Scientist Recreates Mona Lisa's Voice
Thursday, June 1, 2006; 8:55 PM
TOKYO -- The Mona Lisa may hide many secrets behind her enigmatic smile, but the sound of her voice may no longer be one of them, thanks to the work of a Japanese forensics expert.
Matsumi Suzuki, a forensics scientist specializing in acoustic and voice analysis, says he has recreated the voice of the woman who sat for Leonardo da Vinci's masterpiece, as well as that of the master himself.
Suzuki _ a co-winner of the Ig Nobel Peace Prize in 2002 for promoting harmony between species by inventing the Bow-Lingual, a dog-to-human interpretation device _ undertook the project as part of activities promoting the Japan release of the movie "The Da Vinci Code."

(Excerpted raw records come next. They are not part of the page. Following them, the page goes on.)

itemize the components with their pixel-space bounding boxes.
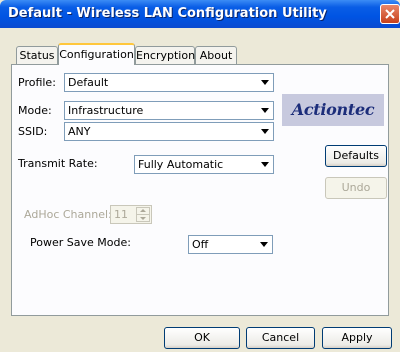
undo-button[interactable]: Undo	[325, 177, 387, 199]
ssid-combobox[interactable]: ANY	[64, 122, 274, 141]
ok-button[interactable]: OK	[164, 327, 240, 349]
title-bar[interactable]: Default - Wireless LAN Configuration Uti…	[0, 0, 400, 28]
actiontec-logo: Actiontec	[282, 94, 384, 126]
close-button[interactable]	[380, 4, 400, 24]
power-save-dropdown[interactable]: Off	[188, 235, 273, 254]
close-icon	[385, 9, 395, 19]
transmit-rate-value: Fully Automatic	[138, 158, 224, 171]
mode-value: Infrastructure	[68, 104, 144, 117]
dialog-window: Default - Wireless LAN Configuration Uti…	[0, 0, 400, 352]
chevron-down-icon[interactable]	[256, 237, 271, 252]
tab-configuration[interactable]: Configuration	[58, 43, 135, 65]
chevron-down-icon[interactable]	[257, 157, 272, 172]
apply-button[interactable]: Apply	[322, 327, 392, 349]
mode-dropdown[interactable]: Infrastructure	[64, 101, 274, 120]
profile-value: Default	[68, 76, 109, 89]
tab-status-label: Status	[19, 49, 55, 62]
adhoc-channel-value: 11	[114, 208, 128, 221]
logo-text: Actiontec	[291, 100, 375, 119]
cancel-button[interactable]: Cancel	[246, 327, 315, 349]
spin-updown-icon[interactable]	[136, 207, 150, 222]
transmit-rate-dropdown[interactable]: Fully Automatic	[134, 155, 274, 174]
chevron-down-icon[interactable]	[257, 75, 272, 90]
chevron-down-icon[interactable]	[257, 124, 272, 139]
window-title: Default - Wireless LAN Configuration Uti…	[8, 6, 327, 21]
power-save-label: Power Save Mode:	[30, 236, 131, 249]
tab-about-label: About	[199, 49, 233, 62]
tab-encryption[interactable]: Encryption	[135, 46, 195, 65]
defaults-button[interactable]: Defaults	[325, 145, 387, 167]
tab-encryption-label: Encryption	[136, 49, 196, 62]
transmit-rate-label: Transmit Rate:	[18, 157, 98, 170]
power-save-value: Off	[192, 238, 209, 251]
tab-status[interactable]: Status	[16, 46, 58, 65]
ssid-label: SSID:	[18, 125, 48, 138]
profile-dropdown[interactable]: Default	[64, 73, 274, 92]
profile-label: Profile:	[18, 76, 56, 89]
ssid-value: ANY	[68, 125, 91, 138]
chevron-down-icon[interactable]	[257, 103, 272, 118]
tab-configuration-label: Configuration	[59, 48, 134, 61]
adhoc-channel-label: AdHoc Channel:	[24, 208, 112, 221]
adhoc-channel-spinner[interactable]: 11	[110, 205, 152, 224]
tab-about[interactable]: About	[195, 46, 237, 65]
mode-label: Mode:	[18, 104, 52, 117]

The Ig Nobel awards are presented annually at Harvard University by the Annals of Improbable Research Magazine for research that makes people laugh, then think.

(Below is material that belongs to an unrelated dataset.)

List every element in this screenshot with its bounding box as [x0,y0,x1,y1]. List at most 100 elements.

"Normally, we do crime-related research. We recreate the voices of suspects based on information about their physical characteristics, lifestyles, dialects and so on," Suzuki said.

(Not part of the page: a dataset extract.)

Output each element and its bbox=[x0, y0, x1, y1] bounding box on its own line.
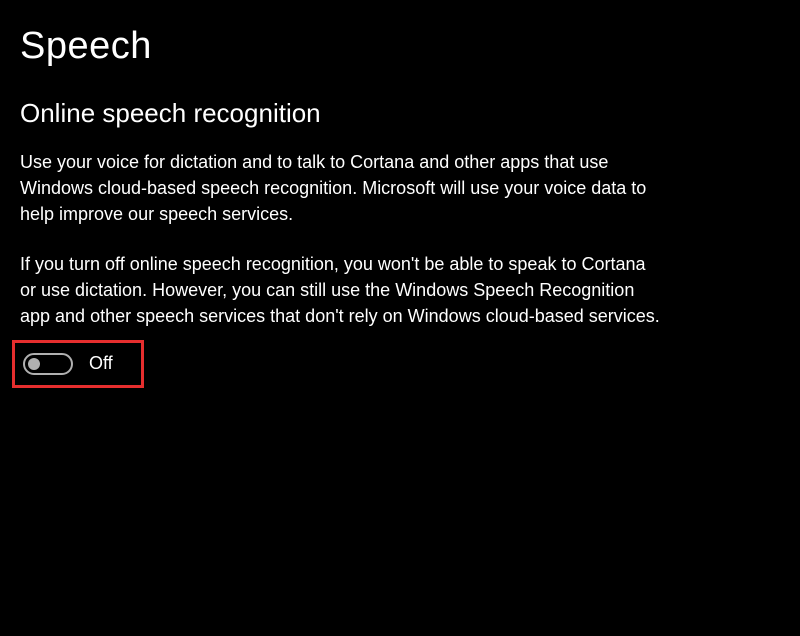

However, his company, Japan Acoustic Lab, also gets the occasional request to recreate the voices of historical personages, he said, so being asked to unravel the Mona Lisa and da Vinci vocal codes was not an unusual request.
For the Mona Lisa, the laboratory worked with a photograph of the painting to get detailed measurements of her face and hands, Suzuki said. They used this data to then recreate her skull and estimate her height, which they put at 5 feet 6 inches, he said.
The data was then run through the lab's voice simulation programs to recreate the vocal cords and other organs that produced the mystery woman's voice and determine its pitch.
A native Italian speaker was also employed to help the lab get the right intonations for the Mona Lisa's voice, he said.
It was unclear, though, if that individual spoke the same Italian dialect as the woman portrayed in the Mona Lisa painting _ whose identity remains unknown.
As for da Vinci, the lab had to base their work on a photograph of the master's self-portrait, Suzuki said. The work was made difficult by da Vinci's very full beard, which obscured elements of his facial structure, he said.
The results can be heard on Microsoft Japan's Web page, which hosted the results in a section promoting the film version of Dan Brown's murder mystery.